Das Anerkenntnis vom 26. Juli 2001 führte die Beklagte mit Bescheid vom 22. April 2002 aus und setzte eine monatliche Rente in Höhe von 626,56 Euro sowie einen Nachzahlungsbetrag in Höhe von 13.266,20 Euro für die Zeit vom 20. Juli 2000 bis zum 30. April 2003 fest. Der Bescheid, der dem Prozessbevollmächtigten – wie zwischen den Beteiligten nicht mehr streitig ist – zugestellt und von diesem an den Kläger weitergeleitet wurde, enthielt auf Seite 3 (Bl.: 226 Verwaltungsakte) den Hinweis, dass die Nachzahlung zunächst einbehalten werde, weil die Ansprüche anderer Stellen, z.B. Krankenkasse, Arbeitsamt, Träger der Sozialhilfe, Arbeitgeber, die im Nachzahlungszeitraum bereits Zahlungen geleistet haben, abschließend zu klären seien.

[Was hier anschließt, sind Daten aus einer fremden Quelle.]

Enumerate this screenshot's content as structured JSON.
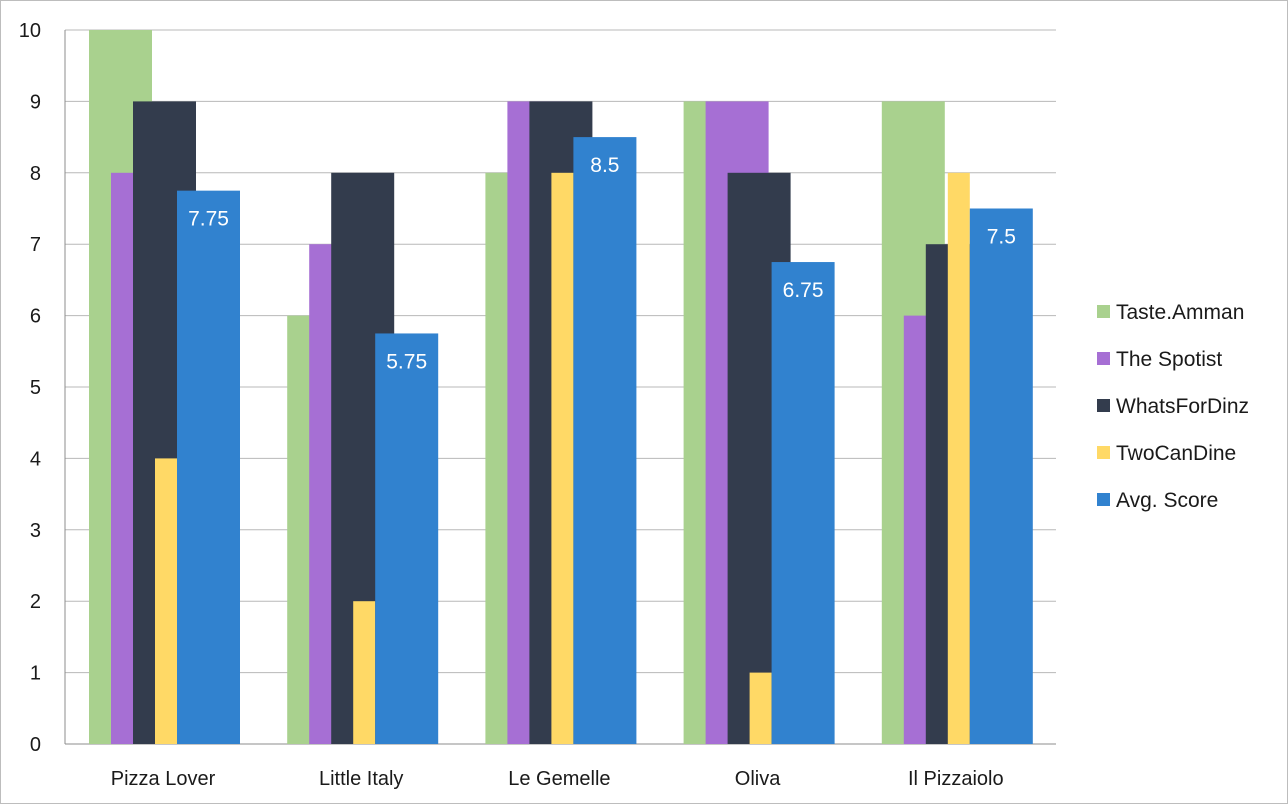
{
  "chart_data": {
    "type": "bar",
    "title": "",
    "xlabel": "",
    "ylabel": "",
    "ylim": [
      0,
      10
    ],
    "yticks": [
      0,
      1,
      2,
      3,
      4,
      5,
      6,
      7,
      8,
      9,
      10
    ],
    "grid": true,
    "legend_position": "right",
    "categories": [
      "Pizza Lover",
      "Little Italy",
      "Le Gemelle",
      "Oliva",
      "Il Pizzaiolo"
    ],
    "series": [
      {
        "name": "Taste.Amman",
        "color": "#a9d18e",
        "values": [
          10,
          6,
          8,
          9,
          9
        ]
      },
      {
        "name": "The Spotist",
        "color": "#a66fd4",
        "values": [
          8,
          7,
          9,
          9,
          6
        ]
      },
      {
        "name": "WhatsForDinz",
        "color": "#333c4d",
        "values": [
          9,
          8,
          9,
          8,
          7
        ]
      },
      {
        "name": "TwoCanDine",
        "color": "#ffd966",
        "values": [
          4,
          2,
          8,
          1,
          8
        ]
      },
      {
        "name": "Avg. Score",
        "color": "#3182cf",
        "values": [
          7.75,
          5.75,
          8.5,
          6.75,
          7.5
        ],
        "data_labels": [
          "7.75",
          "5.75",
          "8.5",
          "6.75",
          "7.5"
        ]
      }
    ]
  }
}
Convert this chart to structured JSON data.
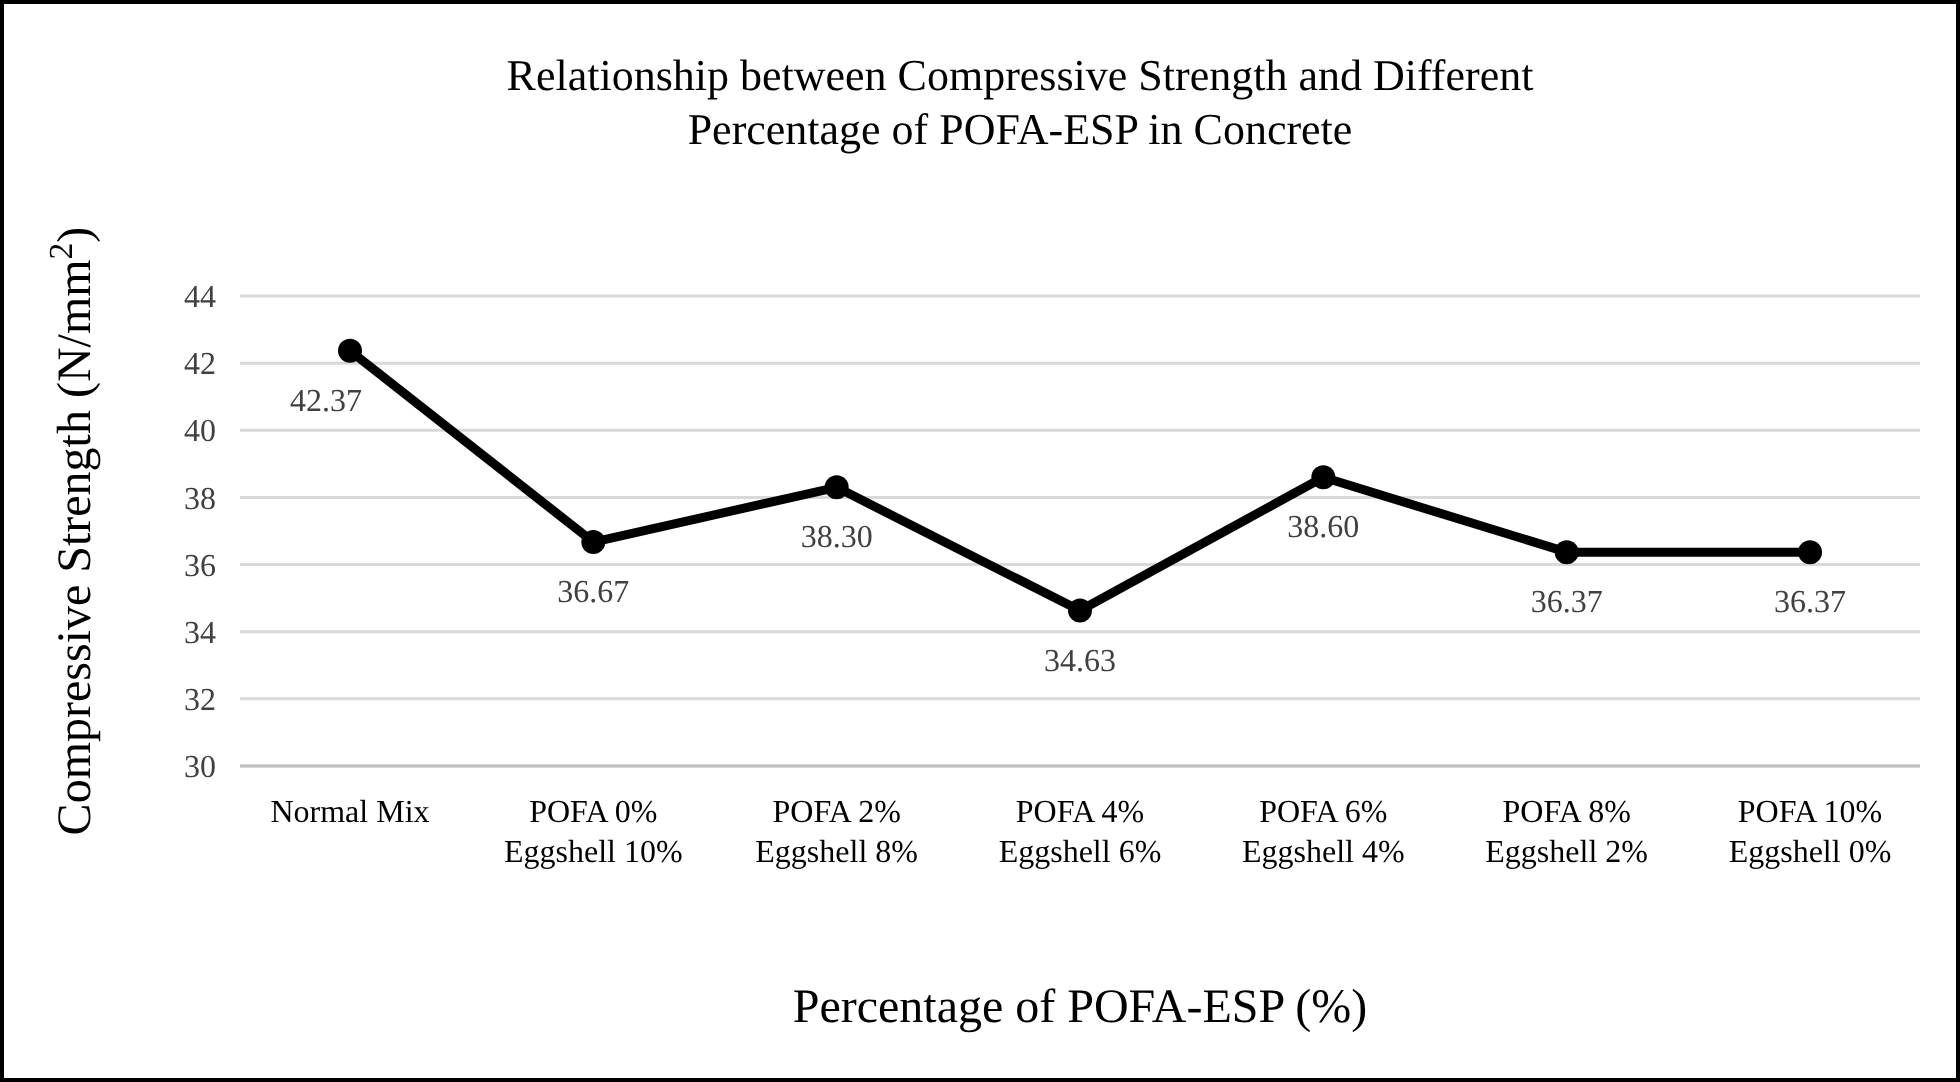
{
  "chart_data": {
    "type": "line",
    "title": "Relationship between Compressive Strength and Different Percentage of POFA-ESP in Concrete",
    "xlabel": "Percentage of POFA-ESP (%)",
    "ylabel": "Compressive Strength (N/mm$^{2}$)",
    "categories": [
      "Normal Mix",
      "POFA 0% Eggshell 10%",
      "POFA 2% Eggshell 8%",
      "POFA 4% Eggshell 6%",
      "POFA 6% Eggshell 4%",
      "POFA 8% Eggshell 2%",
      "POFA 10% Eggshell 0%"
    ],
    "series": [
      {
        "color": "#000000",
        "values": [
          42.37,
          36.67,
          38.3,
          34.63,
          38.6,
          36.37,
          36.37
        ],
        "value_labels": [
          "42.37",
          "36.67",
          "38.30",
          "34.63",
          "38.60",
          "36.37",
          "36.37"
        ]
      }
    ],
    "ylim": [
      30,
      44
    ],
    "yticks": [
      30,
      32,
      34,
      36,
      38,
      40,
      42,
      44
    ],
    "grid": "y",
    "marker": "circle",
    "line_style": "solid"
  }
}
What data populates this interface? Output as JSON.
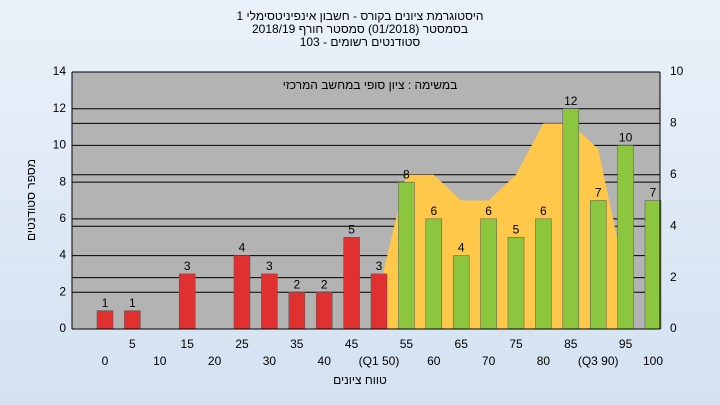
{
  "chart_data": {
    "type": "bar",
    "title": "היסטוגרמת ציונים בקורס - חשבון אינפיניטסימלי 1",
    "subtitle": "בסמסטר (01/2018) סמסטר חורף 2018/19",
    "subtitle2": "סטודנטים רשומים - 103",
    "annotation": "במשימה : ציון סופי במחשב המרכזי",
    "y_label": "מספר סטודנטים",
    "x_label": "טווח ציונים",
    "categories": [
      "0",
      "5",
      "10",
      "15",
      "20",
      "25",
      "30",
      "35",
      "40",
      "45",
      "(Q1 50)",
      "55",
      "60",
      "65",
      "70",
      "75",
      "80",
      "85",
      "(Q3 90)",
      "95",
      "100"
    ],
    "series": [
      {
        "color": "#e03030",
        "values": [
          1,
          1,
          null,
          3,
          null,
          4,
          3,
          2,
          2,
          5,
          3,
          null,
          null,
          null,
          null,
          null,
          null,
          null,
          null,
          null,
          null
        ]
      },
      {
        "color": "#8cc63f",
        "values": [
          null,
          null,
          null,
          null,
          null,
          null,
          null,
          null,
          null,
          null,
          null,
          8,
          6,
          4,
          6,
          5,
          6,
          12,
          7,
          10,
          7
        ]
      },
      {
        "color": "#ffc84a",
        "axis": "y2",
        "values": [
          null,
          null,
          null,
          null,
          null,
          null,
          null,
          null,
          null,
          null,
          1.5,
          6,
          6,
          5,
          5,
          6,
          8,
          8,
          7,
          2,
          null
        ]
      }
    ],
    "ylim": [
      0,
      14
    ],
    "yticks": [
      0,
      2,
      4,
      6,
      8,
      10,
      12,
      14
    ],
    "y2lim": [
      0,
      10
    ],
    "y2ticks": [
      0,
      2,
      4,
      6,
      8,
      10
    ],
    "grid": true
  }
}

Anlage 19, auf die u. a. auf Seite 5 des Bescheides (Bl.: 227 Verwaltungsakte) hingewiesen wurde, stellte die Hinzuverdienstgrenzen dar. U. a. war dort der Hinweis enthalten, dass sich die Hinzuverdienstgrenze bei einer Rente wegen Berufsunfähigkeit u. a. bei Bezug von Arbeitslosengeld daraus ergebe, dass die Entgeltpunkte des letzten Kalenderjahres vor Eintritt der Berufsunfähigkeit, mindestens jedoch 0,5 Entgeltpunkte, mit einem Vielfachen des aktuellen Rentenwerts vervielfältigt werden. Des Weiteren findet sich dort der Hinweis, dass ausgehend von einem aktuellen Rentenwert in Höhe von 25,31406 Euro für die alten Bundesländer für die Zeit ab 4. April 2002 die monatliche Hinzuverdienstgrenze in voller Höhe das 52,5fache des maßgebenden aktuellen Rentenwertes vervielfältigt mit den Entgeltpunkten 2.273,50 Euro, in Höhe von zwei Dritteln das 70fache des maßgebenden aktuellen Rentenwertes vervielfältigt mit den Entgeltpunkten für die alten Bundesländer 3.031,33 Euro und in Höhe von einem Drittel das 87,5fache des maßgebenden aktuellen Rentenwertes, vervielfältigt mit den Entgeltpunkten 3.789,17 Euro betragen habe.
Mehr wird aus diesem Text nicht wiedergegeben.